Fire John Yoo! (A Blog project from The World Can't Wait)
by Curt Wechsler (IndyBay post by Mary Brassell)
June 7, 2008


On May 31, 2008 an historic event took place; the Guantanamo Testimonials Project invited Amy Goodman to interview former Guantanamo detainees in a video conference connecting Davis with the Sudan. Organized by Almerindo Ojeda, the director of the UC Davis Center for the Study of Human Rights in the Americas, and coordinated with his former student, Isma'il Kushkush from Sudan, the event focused on the testimony of former Guantanamo prisoners: Adel Hasan Hamad, Hammad Ali Amno Gad Allah, and Salim Mahmud Adam.

As the trials of Guantanamo prisoners begin and worldwide outrage is supported by a federal court decision that these trials are illegal, the UC Davis Center for the Study of Human Rights in the Americas recorded the words of former Guantanamo prisoners in a video conference with Adel Hasan Hamad, Hammad Ali Amno Gad Allah, and Salim Mahmud Adam from Khartoum, Sudan. The event took place on May 31, 2008 at UC Davis.

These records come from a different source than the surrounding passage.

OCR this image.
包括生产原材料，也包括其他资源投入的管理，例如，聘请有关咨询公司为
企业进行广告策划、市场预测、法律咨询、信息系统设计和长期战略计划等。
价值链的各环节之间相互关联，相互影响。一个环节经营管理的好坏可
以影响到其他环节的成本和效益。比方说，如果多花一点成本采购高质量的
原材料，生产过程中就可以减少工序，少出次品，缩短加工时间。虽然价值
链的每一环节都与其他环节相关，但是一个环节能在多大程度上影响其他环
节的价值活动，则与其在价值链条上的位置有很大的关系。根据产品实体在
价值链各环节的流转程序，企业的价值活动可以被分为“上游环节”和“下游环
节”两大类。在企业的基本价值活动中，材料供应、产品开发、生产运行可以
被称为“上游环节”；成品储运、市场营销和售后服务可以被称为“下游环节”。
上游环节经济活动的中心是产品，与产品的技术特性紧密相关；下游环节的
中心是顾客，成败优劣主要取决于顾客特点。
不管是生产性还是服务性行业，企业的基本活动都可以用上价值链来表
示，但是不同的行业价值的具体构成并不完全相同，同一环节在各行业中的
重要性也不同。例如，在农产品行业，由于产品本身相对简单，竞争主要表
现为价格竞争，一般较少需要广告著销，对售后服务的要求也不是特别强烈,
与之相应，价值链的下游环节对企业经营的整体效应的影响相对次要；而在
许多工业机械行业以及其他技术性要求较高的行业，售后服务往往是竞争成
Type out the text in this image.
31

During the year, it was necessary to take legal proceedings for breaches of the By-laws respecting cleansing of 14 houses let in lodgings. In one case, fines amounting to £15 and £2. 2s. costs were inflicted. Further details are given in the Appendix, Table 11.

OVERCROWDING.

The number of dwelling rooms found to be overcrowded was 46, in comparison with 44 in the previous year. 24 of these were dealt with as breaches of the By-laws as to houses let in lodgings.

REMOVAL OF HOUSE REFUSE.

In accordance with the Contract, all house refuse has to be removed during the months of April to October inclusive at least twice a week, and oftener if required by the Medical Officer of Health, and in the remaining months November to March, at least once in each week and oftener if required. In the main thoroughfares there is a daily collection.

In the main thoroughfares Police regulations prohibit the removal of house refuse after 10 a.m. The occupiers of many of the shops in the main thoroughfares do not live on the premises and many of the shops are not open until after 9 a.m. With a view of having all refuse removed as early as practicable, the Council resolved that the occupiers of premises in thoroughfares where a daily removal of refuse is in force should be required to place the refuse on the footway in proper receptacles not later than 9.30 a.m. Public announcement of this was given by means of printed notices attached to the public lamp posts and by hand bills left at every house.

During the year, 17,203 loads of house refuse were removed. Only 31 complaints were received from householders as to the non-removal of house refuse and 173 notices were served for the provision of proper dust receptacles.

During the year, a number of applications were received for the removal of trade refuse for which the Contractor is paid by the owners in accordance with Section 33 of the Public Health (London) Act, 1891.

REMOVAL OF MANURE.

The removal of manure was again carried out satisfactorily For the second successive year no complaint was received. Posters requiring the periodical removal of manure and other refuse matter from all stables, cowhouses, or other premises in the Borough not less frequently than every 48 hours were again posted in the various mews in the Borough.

Almerindo Ojeda explained the purpose of the Testimonial Project to those present, "Guantanamo--the prison--may close soon. Perhaps even by the end of the year. But Guantanamo--the experience--will go on for years to come. We will need to know exactly what happened there. To acknowledge the suffering of fellow human beings, to hold perpetrators to account, to seek reconciliation with the rest of the world, and to prevent it from ever happening again. The Guantanamo Testimonials Project will not end with the closure of the prison. It will end when the experience of lawlessness and abuse it created has been fully understood.

Adel Hamad encouraged the audience to move from understanding to action, "You should struggle against any government that abuses human rights and we are with you hand in hand in this struggle."

Isma'il Kushkush, a former UCD history student and a journalist in Sudan, translated each man's words from from Arabic.

Each man described his life before being arrested, the torture he endured, the inhumane treatment of others that he witnessed and his willingness to speak out to prevent this from continuing in the world.